Dundas Street Gallery,  6a Dundas Street, Edinburgh EH3 6HZ

23 – 28 June, 2017, open daily 10am – 5pm.   http://www.alexhain.com

There must be oil, acrylic and pencil lead flowing through the veins of Alex Hain as both his parents went to Art College – he shares a studio with his father, Rob Hain, who specialises in colourful, animation-style prints of Scottish scenes.

Alex is clearly a talented, refreshingly exciting, young artist from the Scottish Borders with quirky, comical observations on today’s cool, contemporary Youth “Yoof” culture. This exhibition, entitled Post-Truth (Word of the Year 2016 and Trump’s fave saying), is an interlinked series of portraits and figurative studies, illustrating the global craze of the Selfie in oil on canvas.

#Whatever

Here is the twittering,  symbolic, shorthand manner of communication through #hashtag, SnapChat and Instagram, where today’s teenagers share, by text and photograph, the most intimate details of their life and loves on social media.

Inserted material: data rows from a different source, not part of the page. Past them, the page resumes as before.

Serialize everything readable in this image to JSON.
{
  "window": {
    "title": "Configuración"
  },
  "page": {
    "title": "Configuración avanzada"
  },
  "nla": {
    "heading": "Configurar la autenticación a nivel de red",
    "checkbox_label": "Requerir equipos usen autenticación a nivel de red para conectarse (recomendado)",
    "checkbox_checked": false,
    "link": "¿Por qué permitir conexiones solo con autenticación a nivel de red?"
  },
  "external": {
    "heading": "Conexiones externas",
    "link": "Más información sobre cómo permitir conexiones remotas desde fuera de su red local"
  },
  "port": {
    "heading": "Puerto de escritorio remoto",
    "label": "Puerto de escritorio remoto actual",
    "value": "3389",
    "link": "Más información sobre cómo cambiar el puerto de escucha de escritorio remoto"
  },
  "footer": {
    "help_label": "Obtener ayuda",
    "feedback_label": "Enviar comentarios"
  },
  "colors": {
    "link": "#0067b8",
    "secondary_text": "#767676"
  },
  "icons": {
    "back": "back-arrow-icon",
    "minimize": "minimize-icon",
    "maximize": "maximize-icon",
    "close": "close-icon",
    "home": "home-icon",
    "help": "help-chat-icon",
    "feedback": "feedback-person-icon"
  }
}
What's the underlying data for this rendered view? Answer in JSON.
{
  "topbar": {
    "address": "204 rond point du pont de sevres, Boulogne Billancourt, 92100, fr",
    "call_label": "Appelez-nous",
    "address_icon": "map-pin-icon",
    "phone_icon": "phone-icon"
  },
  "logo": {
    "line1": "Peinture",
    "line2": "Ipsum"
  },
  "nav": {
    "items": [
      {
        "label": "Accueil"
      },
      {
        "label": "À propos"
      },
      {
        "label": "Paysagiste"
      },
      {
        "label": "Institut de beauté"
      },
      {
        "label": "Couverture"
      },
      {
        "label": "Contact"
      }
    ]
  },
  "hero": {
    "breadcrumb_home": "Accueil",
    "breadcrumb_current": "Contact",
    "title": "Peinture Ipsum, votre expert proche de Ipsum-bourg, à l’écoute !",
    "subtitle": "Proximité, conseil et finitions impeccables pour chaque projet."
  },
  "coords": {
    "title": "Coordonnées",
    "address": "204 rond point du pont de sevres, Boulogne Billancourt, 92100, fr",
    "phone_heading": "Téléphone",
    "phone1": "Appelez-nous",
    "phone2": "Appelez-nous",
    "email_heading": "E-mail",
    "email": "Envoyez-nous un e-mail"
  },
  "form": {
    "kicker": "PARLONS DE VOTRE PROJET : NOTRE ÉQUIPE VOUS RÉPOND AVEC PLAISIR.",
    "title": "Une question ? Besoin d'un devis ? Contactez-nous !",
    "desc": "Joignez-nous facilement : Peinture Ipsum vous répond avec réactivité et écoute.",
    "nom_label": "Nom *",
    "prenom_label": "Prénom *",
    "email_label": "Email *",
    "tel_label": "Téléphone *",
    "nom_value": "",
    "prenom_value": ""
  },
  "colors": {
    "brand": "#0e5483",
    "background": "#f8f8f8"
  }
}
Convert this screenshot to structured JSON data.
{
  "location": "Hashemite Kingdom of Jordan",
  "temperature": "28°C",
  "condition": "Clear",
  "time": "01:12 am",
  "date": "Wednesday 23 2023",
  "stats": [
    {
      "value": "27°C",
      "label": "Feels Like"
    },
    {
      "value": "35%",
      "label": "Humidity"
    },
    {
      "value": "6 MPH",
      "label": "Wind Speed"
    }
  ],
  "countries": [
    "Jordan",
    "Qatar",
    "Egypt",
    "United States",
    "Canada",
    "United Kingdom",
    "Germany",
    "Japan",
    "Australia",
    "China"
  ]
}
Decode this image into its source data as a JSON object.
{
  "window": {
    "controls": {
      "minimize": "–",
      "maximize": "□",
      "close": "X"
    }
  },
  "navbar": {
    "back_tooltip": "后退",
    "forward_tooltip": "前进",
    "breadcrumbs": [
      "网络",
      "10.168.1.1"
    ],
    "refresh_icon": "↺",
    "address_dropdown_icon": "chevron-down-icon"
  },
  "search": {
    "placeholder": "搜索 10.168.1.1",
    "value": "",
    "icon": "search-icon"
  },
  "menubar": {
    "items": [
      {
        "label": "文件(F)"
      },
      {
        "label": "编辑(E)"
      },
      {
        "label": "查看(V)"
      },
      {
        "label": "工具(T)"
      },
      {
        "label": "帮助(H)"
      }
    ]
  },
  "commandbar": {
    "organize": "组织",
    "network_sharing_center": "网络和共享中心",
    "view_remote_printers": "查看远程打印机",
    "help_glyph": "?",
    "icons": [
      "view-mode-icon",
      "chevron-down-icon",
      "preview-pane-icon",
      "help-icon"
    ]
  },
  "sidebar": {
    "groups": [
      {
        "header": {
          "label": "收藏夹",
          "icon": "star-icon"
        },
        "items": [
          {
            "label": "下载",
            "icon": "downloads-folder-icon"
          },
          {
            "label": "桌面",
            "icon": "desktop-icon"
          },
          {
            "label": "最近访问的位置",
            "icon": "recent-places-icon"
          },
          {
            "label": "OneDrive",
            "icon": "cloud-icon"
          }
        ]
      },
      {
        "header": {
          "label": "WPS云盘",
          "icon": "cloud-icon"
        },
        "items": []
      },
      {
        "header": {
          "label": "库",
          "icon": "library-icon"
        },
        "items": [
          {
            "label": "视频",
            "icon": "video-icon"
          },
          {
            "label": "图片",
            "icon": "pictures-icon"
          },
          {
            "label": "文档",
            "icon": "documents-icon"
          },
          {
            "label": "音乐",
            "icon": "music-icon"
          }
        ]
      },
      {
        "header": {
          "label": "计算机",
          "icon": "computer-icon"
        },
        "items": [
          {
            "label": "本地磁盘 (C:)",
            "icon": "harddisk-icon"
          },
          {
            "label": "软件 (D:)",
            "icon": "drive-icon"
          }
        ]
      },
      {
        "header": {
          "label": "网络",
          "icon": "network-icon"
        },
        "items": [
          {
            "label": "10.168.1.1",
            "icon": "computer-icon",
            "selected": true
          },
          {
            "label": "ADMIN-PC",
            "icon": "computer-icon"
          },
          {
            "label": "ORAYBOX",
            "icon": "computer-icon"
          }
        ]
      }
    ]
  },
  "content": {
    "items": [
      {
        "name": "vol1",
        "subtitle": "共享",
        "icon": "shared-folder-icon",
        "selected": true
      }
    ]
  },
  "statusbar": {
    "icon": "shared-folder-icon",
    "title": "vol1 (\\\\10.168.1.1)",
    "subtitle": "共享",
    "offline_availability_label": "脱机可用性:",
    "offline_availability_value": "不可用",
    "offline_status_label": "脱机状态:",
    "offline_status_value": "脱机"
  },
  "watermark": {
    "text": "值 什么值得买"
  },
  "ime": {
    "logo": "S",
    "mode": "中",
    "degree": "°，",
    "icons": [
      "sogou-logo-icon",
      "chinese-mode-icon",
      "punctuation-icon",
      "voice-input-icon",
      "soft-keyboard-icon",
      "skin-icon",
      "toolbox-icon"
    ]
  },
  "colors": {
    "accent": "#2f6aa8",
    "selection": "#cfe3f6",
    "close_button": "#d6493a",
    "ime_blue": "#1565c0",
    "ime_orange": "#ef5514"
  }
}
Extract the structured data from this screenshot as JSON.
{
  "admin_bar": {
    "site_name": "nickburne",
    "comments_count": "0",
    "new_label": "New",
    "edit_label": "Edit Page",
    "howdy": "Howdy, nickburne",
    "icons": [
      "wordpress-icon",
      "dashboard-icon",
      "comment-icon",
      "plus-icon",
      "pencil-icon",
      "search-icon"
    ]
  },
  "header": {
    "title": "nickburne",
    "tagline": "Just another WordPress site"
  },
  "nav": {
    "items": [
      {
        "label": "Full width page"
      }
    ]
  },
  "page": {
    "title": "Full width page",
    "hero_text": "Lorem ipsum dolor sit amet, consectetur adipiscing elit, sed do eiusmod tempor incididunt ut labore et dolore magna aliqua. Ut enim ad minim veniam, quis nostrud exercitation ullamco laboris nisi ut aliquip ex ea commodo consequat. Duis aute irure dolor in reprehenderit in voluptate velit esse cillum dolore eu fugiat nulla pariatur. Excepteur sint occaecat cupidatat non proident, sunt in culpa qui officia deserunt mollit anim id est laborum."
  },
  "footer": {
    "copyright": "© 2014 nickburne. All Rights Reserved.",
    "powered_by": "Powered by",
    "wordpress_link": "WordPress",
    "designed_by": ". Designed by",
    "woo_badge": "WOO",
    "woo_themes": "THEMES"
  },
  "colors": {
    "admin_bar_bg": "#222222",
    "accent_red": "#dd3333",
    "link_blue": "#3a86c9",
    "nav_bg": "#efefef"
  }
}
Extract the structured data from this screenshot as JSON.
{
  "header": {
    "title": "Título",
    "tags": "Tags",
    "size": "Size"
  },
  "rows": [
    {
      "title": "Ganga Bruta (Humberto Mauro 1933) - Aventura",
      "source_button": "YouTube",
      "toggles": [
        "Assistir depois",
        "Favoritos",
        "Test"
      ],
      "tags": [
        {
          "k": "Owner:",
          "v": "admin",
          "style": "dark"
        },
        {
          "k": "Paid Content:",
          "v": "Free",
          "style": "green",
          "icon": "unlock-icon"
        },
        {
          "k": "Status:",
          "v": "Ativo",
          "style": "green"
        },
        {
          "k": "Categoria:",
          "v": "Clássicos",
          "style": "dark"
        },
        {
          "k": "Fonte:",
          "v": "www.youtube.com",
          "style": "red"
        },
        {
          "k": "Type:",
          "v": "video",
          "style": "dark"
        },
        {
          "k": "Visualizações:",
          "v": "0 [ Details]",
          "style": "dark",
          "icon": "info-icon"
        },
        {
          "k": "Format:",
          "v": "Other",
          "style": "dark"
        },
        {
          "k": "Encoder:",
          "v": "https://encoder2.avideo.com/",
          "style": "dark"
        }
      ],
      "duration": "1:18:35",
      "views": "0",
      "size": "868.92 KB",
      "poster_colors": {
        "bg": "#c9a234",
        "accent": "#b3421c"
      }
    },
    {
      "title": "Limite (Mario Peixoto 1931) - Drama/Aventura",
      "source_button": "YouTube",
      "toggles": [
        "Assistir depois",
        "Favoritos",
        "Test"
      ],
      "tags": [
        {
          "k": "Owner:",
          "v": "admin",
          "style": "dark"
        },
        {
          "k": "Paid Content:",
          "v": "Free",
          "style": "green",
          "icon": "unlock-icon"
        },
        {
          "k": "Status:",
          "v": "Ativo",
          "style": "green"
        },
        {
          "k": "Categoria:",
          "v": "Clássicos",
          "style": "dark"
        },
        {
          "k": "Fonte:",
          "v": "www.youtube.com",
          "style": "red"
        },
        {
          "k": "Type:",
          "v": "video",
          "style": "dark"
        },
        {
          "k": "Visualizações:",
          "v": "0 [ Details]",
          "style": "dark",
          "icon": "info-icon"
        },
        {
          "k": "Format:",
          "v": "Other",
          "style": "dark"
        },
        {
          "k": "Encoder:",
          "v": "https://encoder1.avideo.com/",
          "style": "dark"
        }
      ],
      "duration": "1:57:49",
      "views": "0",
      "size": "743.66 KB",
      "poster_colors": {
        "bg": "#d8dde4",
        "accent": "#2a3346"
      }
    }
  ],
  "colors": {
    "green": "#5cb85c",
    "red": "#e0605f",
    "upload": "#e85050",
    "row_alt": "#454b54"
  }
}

Walk around the Dundas Street Gallery to observe a truthful snapshot of the new kids on the block, wild girls out on a Saturday night, cheeky chavs with their back-to-front baseball caps and hoodies, and brash, street wise guys partying down the pub, drinks in hand.

#Lads

There’s a great sense of filmic movement and energy in such works as “#Lads,” three guys showing off with gleeful gestures and grimaces, and three blondes as high kicking clubbers, posing for the camera lens in the Ladies Loos.

Subjects range from the playful to the political: as well as these vibrant oil paintings depicting the fun and frolics of modern social life, there are simple, black and white caricatures such as “#Jungle”, showing the fear and confusion on the face of a migrant child, perhaps at the Calais camp.

#jungle

“#Legs” shows the tall, skinny limbs of (faceless) migrant parents with their two tiny toddlers, staying close to Mum and Dad. Their slightly distorted facial features reflect a sense of sadness and loss in this new alien environment, far from home.

#Legs

These are reminiscent of the evocative images by Joan Eardley who was fascinated by the poor, grubby, mischevious kids playing outside her studio in Townhead, Glasgow in the early 1950s.  As she wrote,

“I like the friendliness of the back streets, which mean almost entirely screaming, playing children … the noise of children”.  She concentrated on drawing the large Samson family (12 children)  focusing on their hand-me-down clothes, cross-eyed girls with messy hair, as well as the urban squalor of this neighbourhood, living in slum tenements with graffiti walls.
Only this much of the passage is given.